La situation de l’habitation en Estrie a été exposée sous différents angles tout au long de l’après-midi. Il en ressort que, si la pénurie de logements locatifs, qui a durement frappé la région métropolitaine de Sherbrooke, est terminée depuis 2009, elle a laissé des traces profondes, dont la hausse du coût moyen des logements et l’aggravation du problème d’incapacité de payer. Normand Couture, coordonnateur de l’Association des locataires de Sherbrooke, s’en alarme : « La Société canadienne d’hypothèques et de logement évaluait déjà, à partir des données du recensement de 2006, que 6 700 ménages locataires de la région métropolitaine avaient des besoins impérieux de logement, la plupart parce qu’ils payaient trop cher pour se loger par rapport à leurs revenus. Or, le loyer a augmenté de 16 % depuis ce moment, ce qui n’a pu qu’aggraver le problème ».

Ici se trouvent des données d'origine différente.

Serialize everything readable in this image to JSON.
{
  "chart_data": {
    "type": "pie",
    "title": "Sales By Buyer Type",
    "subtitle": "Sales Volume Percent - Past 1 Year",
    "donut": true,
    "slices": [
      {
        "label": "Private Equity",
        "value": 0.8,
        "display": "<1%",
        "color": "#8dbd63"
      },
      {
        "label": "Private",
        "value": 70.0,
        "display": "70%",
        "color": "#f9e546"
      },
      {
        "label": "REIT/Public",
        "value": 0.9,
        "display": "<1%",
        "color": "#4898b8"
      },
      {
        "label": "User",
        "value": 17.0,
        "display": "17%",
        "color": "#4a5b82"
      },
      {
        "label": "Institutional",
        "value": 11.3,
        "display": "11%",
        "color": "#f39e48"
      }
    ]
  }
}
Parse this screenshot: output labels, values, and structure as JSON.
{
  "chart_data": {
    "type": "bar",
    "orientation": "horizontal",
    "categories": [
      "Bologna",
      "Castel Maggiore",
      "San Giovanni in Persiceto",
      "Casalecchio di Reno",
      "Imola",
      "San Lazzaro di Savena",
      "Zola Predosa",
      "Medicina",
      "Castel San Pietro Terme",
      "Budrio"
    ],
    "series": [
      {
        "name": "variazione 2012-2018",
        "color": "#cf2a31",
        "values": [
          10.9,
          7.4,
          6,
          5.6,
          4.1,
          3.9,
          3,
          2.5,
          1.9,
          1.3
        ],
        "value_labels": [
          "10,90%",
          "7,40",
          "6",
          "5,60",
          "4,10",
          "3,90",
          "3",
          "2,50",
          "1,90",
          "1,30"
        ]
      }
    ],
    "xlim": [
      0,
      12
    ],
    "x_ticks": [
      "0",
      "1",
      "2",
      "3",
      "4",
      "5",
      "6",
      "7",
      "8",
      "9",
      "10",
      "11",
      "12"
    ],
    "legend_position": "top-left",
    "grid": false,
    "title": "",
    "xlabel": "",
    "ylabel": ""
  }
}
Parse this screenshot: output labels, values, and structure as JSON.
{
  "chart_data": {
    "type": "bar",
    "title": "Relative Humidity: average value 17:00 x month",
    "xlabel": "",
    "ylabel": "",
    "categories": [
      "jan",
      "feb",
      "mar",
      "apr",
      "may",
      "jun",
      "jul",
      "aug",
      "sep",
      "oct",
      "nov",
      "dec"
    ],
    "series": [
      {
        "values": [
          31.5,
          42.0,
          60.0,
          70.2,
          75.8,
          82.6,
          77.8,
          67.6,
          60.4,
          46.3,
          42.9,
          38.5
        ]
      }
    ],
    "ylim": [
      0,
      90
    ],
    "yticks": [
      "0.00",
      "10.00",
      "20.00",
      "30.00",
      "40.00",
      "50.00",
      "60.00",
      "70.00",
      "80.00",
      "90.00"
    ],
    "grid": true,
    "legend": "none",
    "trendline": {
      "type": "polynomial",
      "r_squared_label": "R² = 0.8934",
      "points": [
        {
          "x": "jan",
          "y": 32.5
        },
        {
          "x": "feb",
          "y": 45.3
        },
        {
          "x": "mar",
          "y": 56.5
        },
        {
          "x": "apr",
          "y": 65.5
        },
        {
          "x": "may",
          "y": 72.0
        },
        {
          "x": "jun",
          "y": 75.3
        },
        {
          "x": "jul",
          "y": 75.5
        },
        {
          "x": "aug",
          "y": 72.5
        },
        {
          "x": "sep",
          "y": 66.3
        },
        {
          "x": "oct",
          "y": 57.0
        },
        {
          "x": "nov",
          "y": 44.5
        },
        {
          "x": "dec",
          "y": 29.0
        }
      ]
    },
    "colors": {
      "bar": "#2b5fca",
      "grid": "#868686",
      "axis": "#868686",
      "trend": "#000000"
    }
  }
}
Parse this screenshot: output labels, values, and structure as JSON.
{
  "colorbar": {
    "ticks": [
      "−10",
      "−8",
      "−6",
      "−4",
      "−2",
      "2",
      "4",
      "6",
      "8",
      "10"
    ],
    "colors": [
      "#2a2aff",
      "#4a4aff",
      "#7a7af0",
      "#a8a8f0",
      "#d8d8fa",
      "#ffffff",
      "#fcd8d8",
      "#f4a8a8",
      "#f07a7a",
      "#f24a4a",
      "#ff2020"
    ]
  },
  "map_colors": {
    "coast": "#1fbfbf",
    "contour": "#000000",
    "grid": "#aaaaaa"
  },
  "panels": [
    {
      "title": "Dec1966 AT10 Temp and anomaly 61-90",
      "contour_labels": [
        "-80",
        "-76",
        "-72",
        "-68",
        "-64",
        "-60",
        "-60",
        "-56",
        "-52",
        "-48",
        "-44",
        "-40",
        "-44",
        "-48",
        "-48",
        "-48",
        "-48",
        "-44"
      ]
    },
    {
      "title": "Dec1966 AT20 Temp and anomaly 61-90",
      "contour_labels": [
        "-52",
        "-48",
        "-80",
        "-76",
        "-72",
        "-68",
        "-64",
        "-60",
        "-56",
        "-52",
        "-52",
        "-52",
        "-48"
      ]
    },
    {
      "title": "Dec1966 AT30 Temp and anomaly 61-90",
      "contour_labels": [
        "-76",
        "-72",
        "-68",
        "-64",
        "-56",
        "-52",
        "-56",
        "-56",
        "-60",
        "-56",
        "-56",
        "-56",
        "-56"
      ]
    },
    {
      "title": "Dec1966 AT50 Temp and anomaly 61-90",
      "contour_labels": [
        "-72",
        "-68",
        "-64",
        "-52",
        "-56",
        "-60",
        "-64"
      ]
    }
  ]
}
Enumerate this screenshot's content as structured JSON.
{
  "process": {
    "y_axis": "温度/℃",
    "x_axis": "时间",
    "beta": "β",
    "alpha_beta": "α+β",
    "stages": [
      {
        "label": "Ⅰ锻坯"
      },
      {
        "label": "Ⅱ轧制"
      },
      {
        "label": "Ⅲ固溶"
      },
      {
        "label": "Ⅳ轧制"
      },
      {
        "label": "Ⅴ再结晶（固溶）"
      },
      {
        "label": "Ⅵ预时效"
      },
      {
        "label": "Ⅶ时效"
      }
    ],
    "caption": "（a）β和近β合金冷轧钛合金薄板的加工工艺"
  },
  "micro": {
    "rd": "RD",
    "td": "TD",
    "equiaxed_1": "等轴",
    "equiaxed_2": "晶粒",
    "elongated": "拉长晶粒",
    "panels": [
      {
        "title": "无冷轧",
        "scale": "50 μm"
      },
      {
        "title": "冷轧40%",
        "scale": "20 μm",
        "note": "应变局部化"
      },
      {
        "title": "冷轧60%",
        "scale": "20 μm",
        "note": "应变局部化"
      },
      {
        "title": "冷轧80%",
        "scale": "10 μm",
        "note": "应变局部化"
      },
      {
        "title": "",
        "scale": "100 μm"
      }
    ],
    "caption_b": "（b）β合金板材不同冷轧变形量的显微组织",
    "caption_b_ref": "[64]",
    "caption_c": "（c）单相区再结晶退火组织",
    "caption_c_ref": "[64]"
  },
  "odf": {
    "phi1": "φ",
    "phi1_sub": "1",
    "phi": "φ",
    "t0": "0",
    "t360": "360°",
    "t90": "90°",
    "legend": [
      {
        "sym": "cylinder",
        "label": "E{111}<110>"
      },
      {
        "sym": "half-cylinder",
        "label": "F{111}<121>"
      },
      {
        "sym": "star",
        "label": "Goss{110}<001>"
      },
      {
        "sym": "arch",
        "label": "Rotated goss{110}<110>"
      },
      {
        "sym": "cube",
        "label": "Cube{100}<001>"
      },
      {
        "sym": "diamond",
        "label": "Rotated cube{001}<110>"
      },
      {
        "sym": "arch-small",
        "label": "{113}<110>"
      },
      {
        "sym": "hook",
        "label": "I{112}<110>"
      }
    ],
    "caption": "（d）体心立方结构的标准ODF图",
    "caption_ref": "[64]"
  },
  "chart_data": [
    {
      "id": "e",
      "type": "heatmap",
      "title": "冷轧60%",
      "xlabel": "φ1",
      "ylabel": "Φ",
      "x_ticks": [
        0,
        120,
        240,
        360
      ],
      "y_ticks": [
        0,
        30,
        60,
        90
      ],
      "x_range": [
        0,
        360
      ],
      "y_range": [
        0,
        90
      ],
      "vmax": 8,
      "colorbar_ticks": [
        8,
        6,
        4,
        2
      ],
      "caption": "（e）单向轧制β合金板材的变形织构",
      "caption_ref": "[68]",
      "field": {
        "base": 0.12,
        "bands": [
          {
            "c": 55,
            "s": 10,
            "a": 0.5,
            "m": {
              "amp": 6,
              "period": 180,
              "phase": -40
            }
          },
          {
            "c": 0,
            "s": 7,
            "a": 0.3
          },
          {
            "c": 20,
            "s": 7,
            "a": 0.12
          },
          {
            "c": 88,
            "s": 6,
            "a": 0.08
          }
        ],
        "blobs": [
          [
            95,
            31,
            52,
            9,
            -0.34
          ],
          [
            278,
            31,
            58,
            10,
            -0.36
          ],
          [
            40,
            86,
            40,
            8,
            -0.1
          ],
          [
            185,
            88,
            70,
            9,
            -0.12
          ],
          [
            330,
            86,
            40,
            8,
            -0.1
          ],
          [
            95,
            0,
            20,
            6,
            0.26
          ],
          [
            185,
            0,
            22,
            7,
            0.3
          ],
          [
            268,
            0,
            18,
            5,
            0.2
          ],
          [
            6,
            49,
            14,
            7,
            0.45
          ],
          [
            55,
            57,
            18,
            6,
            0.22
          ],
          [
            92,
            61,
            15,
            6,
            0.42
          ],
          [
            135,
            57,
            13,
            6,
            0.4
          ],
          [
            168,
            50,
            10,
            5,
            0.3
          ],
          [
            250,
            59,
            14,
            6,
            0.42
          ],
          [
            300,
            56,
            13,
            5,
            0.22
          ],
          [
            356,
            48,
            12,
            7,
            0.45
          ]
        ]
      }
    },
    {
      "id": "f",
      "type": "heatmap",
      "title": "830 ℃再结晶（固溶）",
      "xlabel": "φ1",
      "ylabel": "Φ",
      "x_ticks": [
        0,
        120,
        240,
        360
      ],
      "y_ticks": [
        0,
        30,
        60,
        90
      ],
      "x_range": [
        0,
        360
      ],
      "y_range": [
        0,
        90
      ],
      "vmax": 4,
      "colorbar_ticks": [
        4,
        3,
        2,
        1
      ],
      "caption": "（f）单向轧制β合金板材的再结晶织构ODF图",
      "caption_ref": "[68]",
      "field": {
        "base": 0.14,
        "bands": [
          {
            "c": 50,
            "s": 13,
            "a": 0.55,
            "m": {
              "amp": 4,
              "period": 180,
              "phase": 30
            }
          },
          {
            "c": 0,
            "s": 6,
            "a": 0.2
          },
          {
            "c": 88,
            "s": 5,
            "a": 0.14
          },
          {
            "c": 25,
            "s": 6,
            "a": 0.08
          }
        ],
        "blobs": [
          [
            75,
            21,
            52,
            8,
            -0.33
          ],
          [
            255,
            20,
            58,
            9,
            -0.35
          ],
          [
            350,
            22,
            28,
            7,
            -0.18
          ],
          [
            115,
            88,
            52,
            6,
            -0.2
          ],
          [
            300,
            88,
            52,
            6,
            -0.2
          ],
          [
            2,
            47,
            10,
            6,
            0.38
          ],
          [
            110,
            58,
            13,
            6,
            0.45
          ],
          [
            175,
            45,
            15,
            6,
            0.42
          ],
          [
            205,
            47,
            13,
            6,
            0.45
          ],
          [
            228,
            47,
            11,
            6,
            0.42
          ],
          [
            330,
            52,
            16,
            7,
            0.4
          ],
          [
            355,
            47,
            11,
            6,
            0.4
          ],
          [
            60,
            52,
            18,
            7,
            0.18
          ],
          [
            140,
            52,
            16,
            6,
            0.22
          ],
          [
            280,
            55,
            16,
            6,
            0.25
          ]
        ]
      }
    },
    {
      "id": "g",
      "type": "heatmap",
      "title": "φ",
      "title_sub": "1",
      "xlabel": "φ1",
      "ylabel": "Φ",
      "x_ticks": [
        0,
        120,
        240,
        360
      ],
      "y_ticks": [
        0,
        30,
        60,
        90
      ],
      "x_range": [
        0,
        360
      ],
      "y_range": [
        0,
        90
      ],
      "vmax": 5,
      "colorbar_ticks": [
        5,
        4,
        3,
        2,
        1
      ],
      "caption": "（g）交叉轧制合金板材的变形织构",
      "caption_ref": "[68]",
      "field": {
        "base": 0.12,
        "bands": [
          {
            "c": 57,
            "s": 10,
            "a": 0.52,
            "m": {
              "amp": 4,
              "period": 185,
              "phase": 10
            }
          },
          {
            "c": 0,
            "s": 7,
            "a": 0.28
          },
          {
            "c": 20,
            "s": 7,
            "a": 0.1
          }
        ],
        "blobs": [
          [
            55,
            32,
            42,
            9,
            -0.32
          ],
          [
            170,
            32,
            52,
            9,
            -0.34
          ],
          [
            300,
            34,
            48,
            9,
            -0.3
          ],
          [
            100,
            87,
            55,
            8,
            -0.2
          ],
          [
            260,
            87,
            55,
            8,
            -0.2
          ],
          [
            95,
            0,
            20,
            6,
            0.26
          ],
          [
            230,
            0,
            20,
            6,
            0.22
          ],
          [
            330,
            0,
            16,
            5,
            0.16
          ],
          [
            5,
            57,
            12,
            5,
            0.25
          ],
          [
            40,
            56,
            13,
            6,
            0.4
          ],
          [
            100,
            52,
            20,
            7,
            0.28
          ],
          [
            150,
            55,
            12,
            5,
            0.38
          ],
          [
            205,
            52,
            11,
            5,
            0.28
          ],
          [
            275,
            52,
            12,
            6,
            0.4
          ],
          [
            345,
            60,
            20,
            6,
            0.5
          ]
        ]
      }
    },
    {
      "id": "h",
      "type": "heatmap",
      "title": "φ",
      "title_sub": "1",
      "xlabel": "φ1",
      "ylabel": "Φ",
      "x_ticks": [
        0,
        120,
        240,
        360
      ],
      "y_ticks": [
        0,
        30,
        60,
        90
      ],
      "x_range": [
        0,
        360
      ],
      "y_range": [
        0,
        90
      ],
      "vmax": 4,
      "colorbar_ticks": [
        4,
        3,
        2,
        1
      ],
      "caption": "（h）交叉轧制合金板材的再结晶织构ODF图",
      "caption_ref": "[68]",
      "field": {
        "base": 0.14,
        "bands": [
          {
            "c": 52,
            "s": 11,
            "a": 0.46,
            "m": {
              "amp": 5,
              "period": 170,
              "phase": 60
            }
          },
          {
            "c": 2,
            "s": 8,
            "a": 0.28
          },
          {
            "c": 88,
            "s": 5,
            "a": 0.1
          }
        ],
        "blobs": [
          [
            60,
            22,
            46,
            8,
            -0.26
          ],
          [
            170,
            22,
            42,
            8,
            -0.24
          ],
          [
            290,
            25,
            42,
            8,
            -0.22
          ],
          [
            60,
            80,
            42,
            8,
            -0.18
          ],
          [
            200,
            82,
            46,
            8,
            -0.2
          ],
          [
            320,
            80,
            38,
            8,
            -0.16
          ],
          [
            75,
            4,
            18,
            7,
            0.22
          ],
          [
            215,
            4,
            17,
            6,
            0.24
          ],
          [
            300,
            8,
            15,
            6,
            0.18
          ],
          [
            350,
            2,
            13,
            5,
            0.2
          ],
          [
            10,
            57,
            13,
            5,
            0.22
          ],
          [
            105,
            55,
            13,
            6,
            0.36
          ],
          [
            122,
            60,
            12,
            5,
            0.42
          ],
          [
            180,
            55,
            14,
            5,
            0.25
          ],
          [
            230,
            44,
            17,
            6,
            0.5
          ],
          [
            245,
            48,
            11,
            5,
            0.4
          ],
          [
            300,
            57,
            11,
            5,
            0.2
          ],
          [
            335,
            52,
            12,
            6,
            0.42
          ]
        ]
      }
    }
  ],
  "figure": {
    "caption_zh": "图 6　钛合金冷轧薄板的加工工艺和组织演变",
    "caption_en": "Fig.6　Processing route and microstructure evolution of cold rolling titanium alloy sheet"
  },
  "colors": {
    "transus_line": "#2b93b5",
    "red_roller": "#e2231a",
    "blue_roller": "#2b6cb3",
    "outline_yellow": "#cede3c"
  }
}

Il ajoute que le taux de chômage atteignait 8,8 % en Estrie au troisième trimestre de 2012, alors que celui d’aide sociale était de 7,9 %. « C’est dans les deux cas supérieur à la moyenne québécoise », précise M. Couture. Il ne voit pas comment le nombre alarmant de causes de non-paiement de loyer au bureau régional de la Régie du logement pourrait baisser dans les circonstances : « Au cours des trois dernières années, le nombre moyen de causes de non-paiement de loyer a été de 1 485 par année. Or, en 2006-2007, ce nombre était de 1 284. Il a donc augmenté de près de 16 % ».

Les logements sociaux

À une semaine du budget du ministre des Finances, Nicolas Marceau, Maude Ménard-Dunn, organisatrice au FRAPRU a lancé un appel au gouvernement péquiste : « Durant la campagne électorale, le Parti québécois s’est engagé à financer au moins 3 000 logements sociaux par année pendant cinq ans à l’échelle du Québec. Non seulement cet engagement doit-il être respecté sans tarder, mais il doit absolument être revu à la hausse si le gouvernement québécois veut s’acquitter de ses responsabilités à l’égard du droit au logement ». Elle rappelle qu’à l’échelle du Québec, 261 000 ménages locataires ont des besoins impérieux de logement. Les listes d’attente pour un HLM comptent plus de 38 000 noms, dont 1 739 en Estrie.

Le FRAPRU réclame également que le gouvernement fédéral, dirigé par Stephen Harper, accroisse, dès son prochain budget prévu pour mars 2013, ses investissements dans l’aide au logement. Ceux-ci se chiffrent présentement à 238,7 millions $ par année pour tout le Canada, dont 57,7 millions au Québec. « Il s’agit des plus basses sommes investies par Ottawa depuis 2001 », s’offusque Mme Ménard-Dunn.

Elle se dit d’autant plus alarmée que les subventions que le gouvernement fédéral verse depuis des décennies à des logements sociaux existants ont déjà commencé à se terminer, notamment en Estrie, et que ce phénomène s’accélèrera dangereusement dans les prochaines années. À terme, 2 312 logements de type HLM ne recevront plus de subventions fédérales en Estrie. Ce sera aussi le cas d’un millier de logements coopératifs et de centaines de logements gérés par des organismes sans but lucratif (OSBL). Le FRAPRU craint que ce ne soit l’accessibilité financière de ces logements qui souffre le plus de la fin de ces subventions, ce qui pourrait nuire non seulement aux locataires qui demeurent présentement dans ces logements, mais à tous les ménages qui en auront besoin par la suite.